NETHERLANDS - Dutch finance minister Jan Kees de Jager has suggested the country's Treasury would consider issuing long-duration inflation-linked bonds (ILBs) if long-term interest rates began to rise.
In a letter to the senate, however, he dismissed any further exploration of the issue for now, given the currently low interest rates and negative real rates, and said that most pension funds shared his views on the matter.
De Jager had been responding to a question from Frank de Grave, senator for the liberal party VVD, who asked whether pension funds were prepared to pay an "adequate premium" for inflation risk.
The minister said any future survey would focus on 30-year index loans, as 10-year ILBs would be of no benefit to government debt financing.

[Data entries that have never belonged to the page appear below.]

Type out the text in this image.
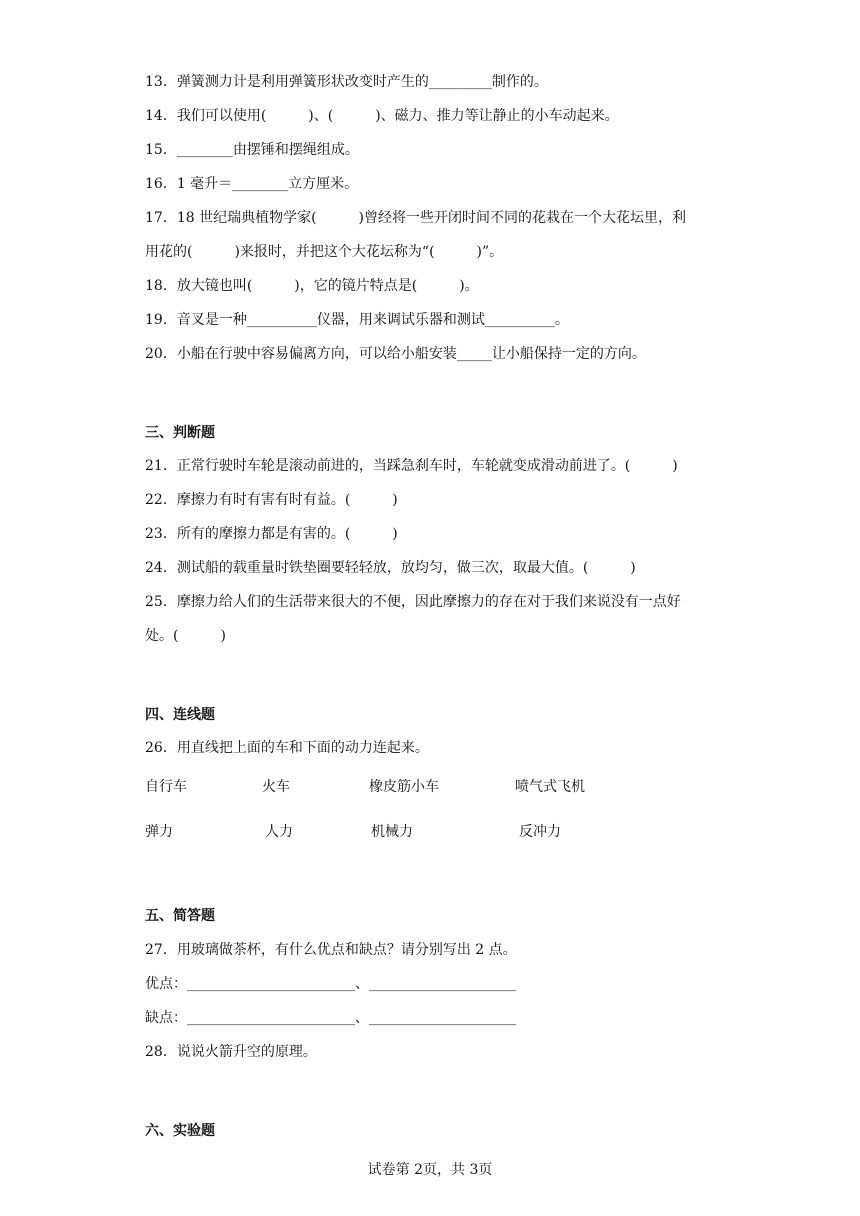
13．弹簧测力计是利用弹簧形状改变时产生的_________制作的。
14．我们可以使用(　　　)、(　　　)、磁力、推力等让静止的小车动起来。
15．________由摆锤和摆绳组成。
16．1 毫升＝________立方厘米。
17．18 世纪瑞典植物学家(　　　)曾经将一些开闭时间不同的花栽在一个大花坛里，利
用花的(　　　)来报时，并把这个大花坛称为“(　　　)”。
18．放大镜也叫(　　　)，它的镜片特点是(　　　)。
19．音叉是一种__________仪器，用来调试乐器和测试__________。
20．小船在行驶中容易偏离方向，可以给小船安装_____让小船保持一定的方向。
三、判断题
21．正常行驶时车轮是滚动前进的，当踩急刹车时，车轮就变成滑动前进了。(　　　)
22．摩擦力有时有害有时有益。(　　　)
23．所有的摩擦力都是有害的。(　　　)
24．测试船的载重量时铁垫圈要轻轻放，放均匀，做三次，取最大值。(　　　)
25．摩擦力给人们的生活带来很大的不便，因此摩擦力的存在对于我们来说没有一点好
处。(　　　)
四、连线题
26．用直线把上面的车和下面的动力连起来。
自行车	火车	橡皮筋小车	喷气式飞机
弹力	人力	机械力	反冲力
五、简答题
27．用玻璃做茶杯，有什么优点和缺点？请分别写出 2 点。
优点：________________________、_____________________
缺点：________________________、_____________________
28．说说火箭升空的原理。
六、实验题
试卷第 2页，共 3页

He said consultations with the pensions sector showed that the Dutch state would need real returns of 0.3-0.4%, while pension funds would require an additional premium due to ILBs' limited liquidity.
However, De Jager argued that new pension contracts focusing on real pensions would increase demand for ILBs and decrease demand for nominal loans, while acknowledging that the conditional character of the real pension target could also drive down demand for index loans.
De Jager also said indexation based on a Dutch consumer index would increase both the risk premium for nominal loans and the liquidity premium for index loans.
By contrast, a link to a European consumer index would decrease both premiums, he said.
The minister stressed that the scale of Dutch ILBs must remain limited and not exceed €30bn a year.